Xblog

Here’s the problem with harping on the security button when advocating Linux. First of all, consumers, for the most part, don’t care. You know why most software is provided “as is” with no warrantee? Because consumers would prefer that to a product released years later, with fewer features, and much greater cost. Let’s just say for a moment you win that battle, and in a post 9/11 world, you manage to convince them that security should be their first priority. Well then, the designers of competing software, particularly Windows, would simply shift resource allocations and product priorities accordingly, and within a surprisingly short period of time the Linux world would find itself falling behind the massive software juggernauts of the world, for they are, if nothing else, responsive to changes in customer expectations. In fact, we’ve already seen a glimpse of this with Windows XP SP2, which Microsoft pushed very aggressively despite not making a dime of revenue off of it. Let’s just say for a moment though that these big software juggernauts are too slow to notice the shift and have too much old crufty code to fix up to get the job done anytime soon. Here’s where the real can of worms starts to open up: what happens if people actually buy your argument and start shifting over to Linux en masse? Linux becomes preferred target #1 for hackers, and suddenly Linux starts falling victim to all kinds of nasty exploits (and consumers will be a lot more angry about this than they are about security problems with Windows, because you’ve made them more concerned about the issue and made the mistake of promising a product-based solution). I’ve heard people wave off this argument, but I think they fail to look at the raw data. There have been, over the years, a lot of remote exploits found in various distributions of Linux. Maybe not as many as have been found with Windows, but we’re within an order of magnitude here. Despite this, Windows has had easily a hundred times more instances of malware and security compromises reported. That should tell you something.

Now, don’t get me wrong, I feel more confident about the security of my Linux systems than I ever feel about any Windows systems I have set up. There are some good reasons for this. For starters, I know how Linux works a lot better than Windows. I know just enough about Windows to be really dangerous, but Linux I really understand. So, I can spot oddities a lot more easily, and I know a lot more about what needs to be done to secure, monitor, and respond to security threats on Linux. Admittedly, knowing and doing are two different things, but I have that problem with Windows too. :-) I’m also more confident about Linux because of the “process”. I know Microsoft has sophisticated processes for auditing code and finding bugs but I don’t know much about them so I can’t tell how much I can trust them. Linux’s open source processes are transparent and really do help minimize and mitigate security flaws. Finally, the Linux community tends to have a more sophisticated user base, which means they are more likely to have a proper security process in place, which makes Linux a less desirable target in the first place.

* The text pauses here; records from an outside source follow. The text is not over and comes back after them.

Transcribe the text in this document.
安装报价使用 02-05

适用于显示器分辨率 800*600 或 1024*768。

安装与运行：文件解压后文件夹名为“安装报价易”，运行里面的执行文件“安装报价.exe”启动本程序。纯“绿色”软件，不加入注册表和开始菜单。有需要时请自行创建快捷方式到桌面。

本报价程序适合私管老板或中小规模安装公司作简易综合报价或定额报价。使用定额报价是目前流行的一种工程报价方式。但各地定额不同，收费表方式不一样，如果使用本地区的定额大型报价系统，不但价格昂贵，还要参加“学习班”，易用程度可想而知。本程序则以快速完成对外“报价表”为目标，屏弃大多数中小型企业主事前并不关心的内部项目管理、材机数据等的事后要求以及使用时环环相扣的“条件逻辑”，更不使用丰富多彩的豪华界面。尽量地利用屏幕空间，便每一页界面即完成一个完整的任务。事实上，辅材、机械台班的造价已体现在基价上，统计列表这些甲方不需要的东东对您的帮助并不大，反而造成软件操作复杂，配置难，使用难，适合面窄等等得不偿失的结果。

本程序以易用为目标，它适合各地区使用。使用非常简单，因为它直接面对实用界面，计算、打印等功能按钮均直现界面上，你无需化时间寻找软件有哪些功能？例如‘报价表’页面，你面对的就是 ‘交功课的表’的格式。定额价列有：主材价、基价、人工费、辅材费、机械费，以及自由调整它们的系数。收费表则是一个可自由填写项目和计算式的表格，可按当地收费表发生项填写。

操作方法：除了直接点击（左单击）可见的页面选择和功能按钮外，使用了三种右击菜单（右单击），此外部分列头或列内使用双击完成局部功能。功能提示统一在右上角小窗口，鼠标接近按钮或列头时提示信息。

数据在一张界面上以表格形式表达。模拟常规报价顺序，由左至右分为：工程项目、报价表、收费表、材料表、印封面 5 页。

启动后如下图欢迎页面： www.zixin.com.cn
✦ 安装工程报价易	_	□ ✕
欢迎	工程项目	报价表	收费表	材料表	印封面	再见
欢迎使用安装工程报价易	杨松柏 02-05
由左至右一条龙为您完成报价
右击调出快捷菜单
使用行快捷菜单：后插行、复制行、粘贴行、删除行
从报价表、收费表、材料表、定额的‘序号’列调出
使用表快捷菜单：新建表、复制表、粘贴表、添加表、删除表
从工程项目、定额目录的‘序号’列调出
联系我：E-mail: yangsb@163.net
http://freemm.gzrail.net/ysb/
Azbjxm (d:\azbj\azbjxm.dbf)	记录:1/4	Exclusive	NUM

The biggest delusion I’ve seen in this regard comes form people who deny that there are any “real” security holes in Linux, because they’ve never had a compromised system. So first off, there are plenty of well documented cases where worms or other malware has been able to exploit security flaws in Linux. Secondly: how do you know you have never been compromised? Few people use tools like tripwire, rkhunter, chkrootkit, Nessus, etc. correctly, and even if you do, some rootkits are VERY good at hiding. The most insane counter to this point has been, “well, if I can’t observe it, is it really not a problem”. The “If a tree falls in the forest…” metaphor breaks down when your machine is used to stage a giant DDoS blackmail, a phishing scam, or a big spam dump. You may not observe it, but you can bet that somebody will someday, and you may find yourself at the wrong end of a criminal investigation, a lawsuit, etc. More importantly, exploited machines, loosely coordinated through a “botnet”, are probably the biggest security threat on the Internet right now. Just like a poorly maintained house in a neighbourhood, compromised machines drag down everyone in the neighbourhood (and unfortunately, on the Internet, the neighbourhood is quite large). Don’t be lazy: keep your systems patched.

This is why I am so irritated by “software freezes”. I’ve worked on more than a few projects where the attitude is “I know a new version of software X is out, but we’ve deployed with this old version and it is working for us so far… I don’t think it is worth the risk to upgrade to the new version. It might break things.” Sure, it probably will break things. To quote the agile software folks: embrace change. Repeatedly updating your software will teach you were you are making too many assumptions, where the underlying API’s are least mature, where your protocols lack backward compatibility, where you need to clean up your build and deployment process, etc. Sadly, by not embracing these changes, your software starts to ossify, and it becomes nearly impossible to contemplate platform upgrades. That becomes a huge issue when a new security flaw is discovered and you need to roll out a patch. Just expect to have to do an update every couple of weeks as new security flaws are discovered, take the hit with all the breaks that come from that, and the world will be a better place for all of us. I say this having worked at companies that are still running slightly patched variants of the software platforms they first launched with…. years ago. Updating is a huge mess for them, and I suspect whenever a new security flaw is discovered in their platform, all hell breaks out in the IT department.

Sadly, I think we’ve got enough of a botnet problem right now that the Internet could start to be a real ugly place. It’s time everyone recognized the mess and cleaned up their part of the neighbourhood.